第20話 雨
この町の雨は読書家たちを読書に向かわせる。本を買う客は少なくなり主に読書のためのスペースが賑わう。本を読む場所はこの町には多数ある。家で読む人も多いが、図書館、カフェ、中には本を読む用の電車があるくらいだ。
時間感覚のないこの町では前いつ雨が降ったかも曖昧になる。私はポケットに文庫本を入れて家を出た。この本は前の雨の日に途中まで読んだのだが、その後読む機会がなく放っておいた本だ。雨の日になるたびにこの本を手に取っているが読み切ったためしがない。今日はこれを読み切ってしまおうと思っている。
行きつけのカフェには珍しい事に数人客がいてお茶を飲んだり本を読んだりしている。私はいつもの席に座り、マスターにコーヒーを頼んだ。
コーヒーが来るまでの時間、本を開く。しおりが挟んであるところの前後を読むが、記憶は曖昧だ。
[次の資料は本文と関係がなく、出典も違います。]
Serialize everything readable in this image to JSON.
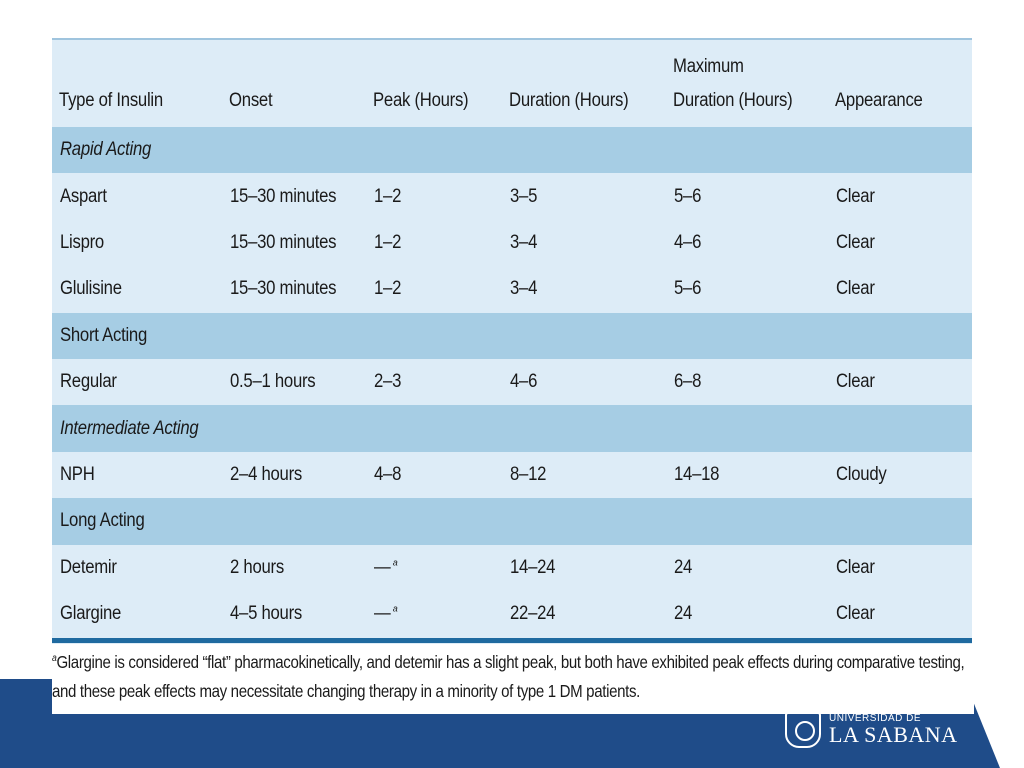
{
  "table": {
    "headers": [
      {
        "text": "Type of Insulin"
      },
      {
        "text": "Onset"
      },
      {
        "text": "Peak (Hours)"
      },
      {
        "text": "Duration (Hours)"
      },
      {
        "text": "Maximum\nDuration (Hours)"
      },
      {
        "text": "Appearance"
      }
    ],
    "sections": [
      {
        "category": "Rapid Acting",
        "italic": true,
        "rows": [
          [
            "Aspart",
            "15–30 minutes",
            "1–2",
            "3–5",
            "5–6",
            "Clear"
          ],
          [
            "Lispro",
            "15–30 minutes",
            "1–2",
            "3–4",
            "4–6",
            "Clear"
          ],
          [
            "Glulisine",
            "15–30 minutes",
            "1–2",
            "3–4",
            "5–6",
            "Clear"
          ]
        ]
      },
      {
        "category": "Short Acting",
        "italic": false,
        "rows": [
          [
            "Regular",
            "0.5–1 hours",
            "2–3",
            "4–6",
            "6–8",
            "Clear"
          ]
        ]
      },
      {
        "category": "Intermediate Acting",
        "italic": true,
        "rows": [
          [
            "NPH",
            "2–4 hours",
            "4–8",
            "8–12",
            "14–18",
            "Cloudy"
          ]
        ]
      },
      {
        "category": "Long Acting",
        "italic": false,
        "rows": [
          [
            "Detemir",
            "2 hours",
            "—",
            "14–24",
            "24",
            "Clear"
          ],
          [
            "Glargine",
            "4–5 hours",
            "—",
            "22–24",
            "24",
            "Clear"
          ]
        ]
      }
    ],
    "peak_note_mark": "a"
  },
  "footnote": {
    "mark": "a",
    "text": "Glargine is considered “flat” pharmacokinetically, and detemir has a slight peak, but both have exhibited peak effects during comparative testing, and these peak effects may necessitate changing therapy in a minority of type 1 DM patients."
  },
  "logo": {
    "line1": "UNIVERSIDAD DE",
    "line2": "LA SABANA"
  },
  "colors": {
    "panel": "#ddecf7",
    "category_row": "#a6cde4",
    "rule": "#1f6aa0",
    "band": "#1f4c89"
  }
}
どこまで読んだか、そもそもどんな話だったかも思い出せない。仕方なく私は最初から読むことにした。
一行目はすんなりと入ってくる。登場人物たちの説明があり、舞台の説明が面白く語られ読む手が進む。
コトン、とコーヒーが来る。私はコーヒーを一口。苦みと香りが広がる。カップを置いて小説世界に戻る。
とある町に古くから伝わる伝承を巡って少年たちが冒険するという話だ。登場人物たちの関係性がだんだんと変化していくのがいずれ終わる青春を暗示している。
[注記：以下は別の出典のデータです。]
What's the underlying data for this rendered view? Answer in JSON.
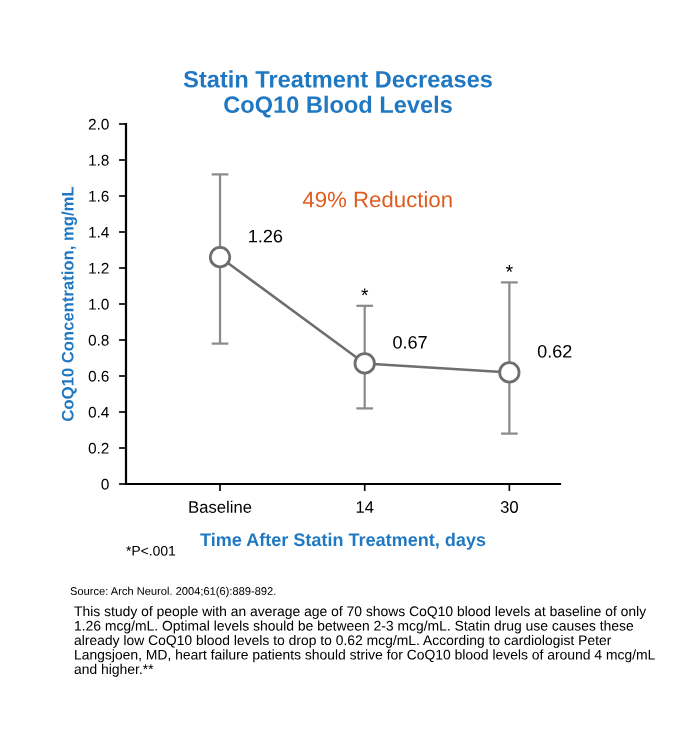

「雨あと二時間くらいでやむらしいよ」と二人組の客が言う声が聞こえた。私は読んでいる本の残りのページ数を見た。まだ読み終わらないだろう。私はある余興を思いついた。時間制限を付けるのだ。この本を読み終えるのが先か、雨が止むのが先か。気が付くと私は前まで読んだところに来ていた。そこで私はあたりを見渡した。客が何人か帰ろうとしていた。
「ああ」雨は止んでいた。今回も間に合わなかったか。私はしおりを挟んで本を閉じた。また雨の日までこの本が開かれることはないだろう。こんなわけだから私の読書はかどらない。